For one thing, the main beneficiaries of this wealth are coming under assault. Thanks to Amazon’s moonshot of a stock chart, Bezos has quietly climbed the ranks to the top spot of the world’s richest people during this bull market, with a net worth in the neighborhood of $140 billion. He’s attracted not only the scorn of President Trump and his supporters in the tabloid media, but also one of the leading candidates looking to dethrone Trump in the 2020 election. Senator Elizabeth Warren, the Massachusetts Democrat who’s long advocated breaking up the big banks, now has made busting up Amazon, Google, and Facebook part of her campaign. “Today’s big tech companies have too much power,” she wrote in a post on Medium. “Too much power over our economy, our society, and our democracy. They’ve bulldozed competition, used our private information for profit, and tilted the playing field against everyone else. And in the process, they have hurt small businesses and stifled innovation.”

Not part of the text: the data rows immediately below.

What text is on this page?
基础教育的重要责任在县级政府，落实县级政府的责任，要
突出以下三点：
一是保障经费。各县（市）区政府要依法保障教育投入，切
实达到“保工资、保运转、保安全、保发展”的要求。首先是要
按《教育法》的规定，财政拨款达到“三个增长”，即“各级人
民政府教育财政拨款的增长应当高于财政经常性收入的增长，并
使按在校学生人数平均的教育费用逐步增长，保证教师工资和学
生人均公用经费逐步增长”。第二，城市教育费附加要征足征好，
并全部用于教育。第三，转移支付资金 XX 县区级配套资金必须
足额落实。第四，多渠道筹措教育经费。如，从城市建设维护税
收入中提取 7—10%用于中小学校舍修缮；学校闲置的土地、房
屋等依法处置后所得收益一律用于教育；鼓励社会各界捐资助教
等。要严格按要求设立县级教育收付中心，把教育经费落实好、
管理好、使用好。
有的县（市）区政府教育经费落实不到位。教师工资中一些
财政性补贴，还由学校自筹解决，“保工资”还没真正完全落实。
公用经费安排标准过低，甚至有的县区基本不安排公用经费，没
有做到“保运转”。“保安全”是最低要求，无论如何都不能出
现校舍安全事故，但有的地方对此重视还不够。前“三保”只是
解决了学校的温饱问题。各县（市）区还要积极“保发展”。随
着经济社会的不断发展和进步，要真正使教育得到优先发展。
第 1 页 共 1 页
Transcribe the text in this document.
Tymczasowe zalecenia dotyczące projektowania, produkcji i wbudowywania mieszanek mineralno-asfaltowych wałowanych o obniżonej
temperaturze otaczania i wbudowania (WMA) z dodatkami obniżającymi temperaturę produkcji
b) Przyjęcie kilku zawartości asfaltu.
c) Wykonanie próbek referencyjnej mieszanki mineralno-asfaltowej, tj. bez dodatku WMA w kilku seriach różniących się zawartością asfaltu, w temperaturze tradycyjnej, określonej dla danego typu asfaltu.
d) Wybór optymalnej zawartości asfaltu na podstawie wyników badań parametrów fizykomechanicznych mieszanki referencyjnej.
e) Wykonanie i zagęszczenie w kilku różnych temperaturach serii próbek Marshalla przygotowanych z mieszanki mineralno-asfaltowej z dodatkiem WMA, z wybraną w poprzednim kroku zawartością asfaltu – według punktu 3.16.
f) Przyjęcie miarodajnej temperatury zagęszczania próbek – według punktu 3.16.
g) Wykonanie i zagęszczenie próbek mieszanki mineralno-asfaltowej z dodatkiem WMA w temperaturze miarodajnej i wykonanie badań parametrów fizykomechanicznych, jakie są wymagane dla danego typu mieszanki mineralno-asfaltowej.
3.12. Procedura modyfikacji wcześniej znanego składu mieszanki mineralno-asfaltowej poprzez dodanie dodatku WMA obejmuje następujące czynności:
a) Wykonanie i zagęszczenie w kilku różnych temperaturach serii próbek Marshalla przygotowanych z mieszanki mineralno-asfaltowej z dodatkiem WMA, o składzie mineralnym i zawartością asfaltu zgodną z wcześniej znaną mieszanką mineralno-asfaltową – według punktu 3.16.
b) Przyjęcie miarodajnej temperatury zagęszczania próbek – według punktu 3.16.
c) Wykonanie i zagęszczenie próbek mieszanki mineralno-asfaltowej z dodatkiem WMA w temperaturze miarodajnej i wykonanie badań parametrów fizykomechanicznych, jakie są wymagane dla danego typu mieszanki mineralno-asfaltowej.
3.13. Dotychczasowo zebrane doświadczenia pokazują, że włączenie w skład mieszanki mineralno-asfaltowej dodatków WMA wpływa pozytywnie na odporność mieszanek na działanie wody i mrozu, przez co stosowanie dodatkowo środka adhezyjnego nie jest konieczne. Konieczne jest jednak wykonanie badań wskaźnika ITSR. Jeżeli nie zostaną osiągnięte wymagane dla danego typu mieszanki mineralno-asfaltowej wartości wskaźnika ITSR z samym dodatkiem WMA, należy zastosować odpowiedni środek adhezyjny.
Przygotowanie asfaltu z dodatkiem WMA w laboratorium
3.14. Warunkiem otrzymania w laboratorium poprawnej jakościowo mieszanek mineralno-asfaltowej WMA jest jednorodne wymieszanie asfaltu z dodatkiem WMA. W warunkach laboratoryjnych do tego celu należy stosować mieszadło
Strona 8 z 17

Warren faces an uphill battle, and it’s hard to quantify what risk, if any, this threat poses to the stock market. But it’s only one of many clouds gathering. After last year’s tax cut fueled a corporate profit bonanza, aggregate earnings at S&P 500 companies are expected to shrink by 3 percent in the first quarter. Estimates for what was once expected to be robust profit growth in the remainder of the year are fading fast. Economic models from the Federal Reserve are signaling startlingly little growth for the first quarter, and markets-based measures that attempt to predict whether a recession is on the horizon are flashing yellow warning lights.

As a result, many on Wall Street weren’t blowing noisemakers and chugging punch at this 10th birthday party. Goldman Sachs Group Inc. strategists led by David Kostin greeted the milestone with a note of caution. The 10-year run in stock prices left the S&P 500 with a return of more than 400 percent, including dividends, or almost 18 percent a year on an annualized basis. That ranks it among the top 6 percent best 10-year annualized returns in history, according to Goldman’s calculations. The strategists don’t expect that run to continue. They are forecasting that the S&P 500 may end the year more or less unchanged from current levels near 2,750. They forecast it to climb about 9 percent next year, or half the pace of the gains seen during the bull’s first 10 years, as rising wages and other input costs make expansion of record profit margins unlikely.

Fussing too much about those potential problems may not be in investors’ best interest. They’ve seen the bull survive even graver threats during this decade: the European debt crisis; the U.K.’s vote to leave the European Union; the fear that Greece or Italy might too; the political dysfunction that saw multiple government shutdowns and the U.S. lose its AAA credit rating from S&P Global Ratings in 2011; perennial worries about China’s economy and its currency; the crash in oil prices just as the U.S. was rising to the position of the world’s biggest producer; the revelation that foreign actors were using our favorite websites against us to meddle in our elections and sow discord. It’s almost enough to make the case that cloudy weather is when bulls run the fastest, and it’s when things appear to be too sunny—like the beginning of 2018—that an investor should start worrying.

It’s also probably not a good idea to get too anthropomorphic. While this bull may seem like a centenarian in human years, there’s absolutely nothing stopping it from theoretically living to 15, or 20, or 50 years old. Also, there are no official definitions set in stone for what bull and bear markets actually are. Some contend that this bull wasn’t actually born until the S&P 500 set a high in 2013. There are others who’ll argue this bull is younger than it appears because of nasty swoons in 2011 and 2018 that reset the clock. But both of those drops stopped just a few ticks short of what the industry considers the death of a bull and the start of a bear market—when the S&P 500 tumbles 20 percent on a closing basis. Remember what we said about the powers of round numbers?

After a strong recovery rally to start the year, it definitely looks somewhat doubtful that we’ll get to don those “Dow 30,000” caps this year. But there’s a good chance we may wear them before this bull is officially pronounced dead. Don’t cancel that order just yet.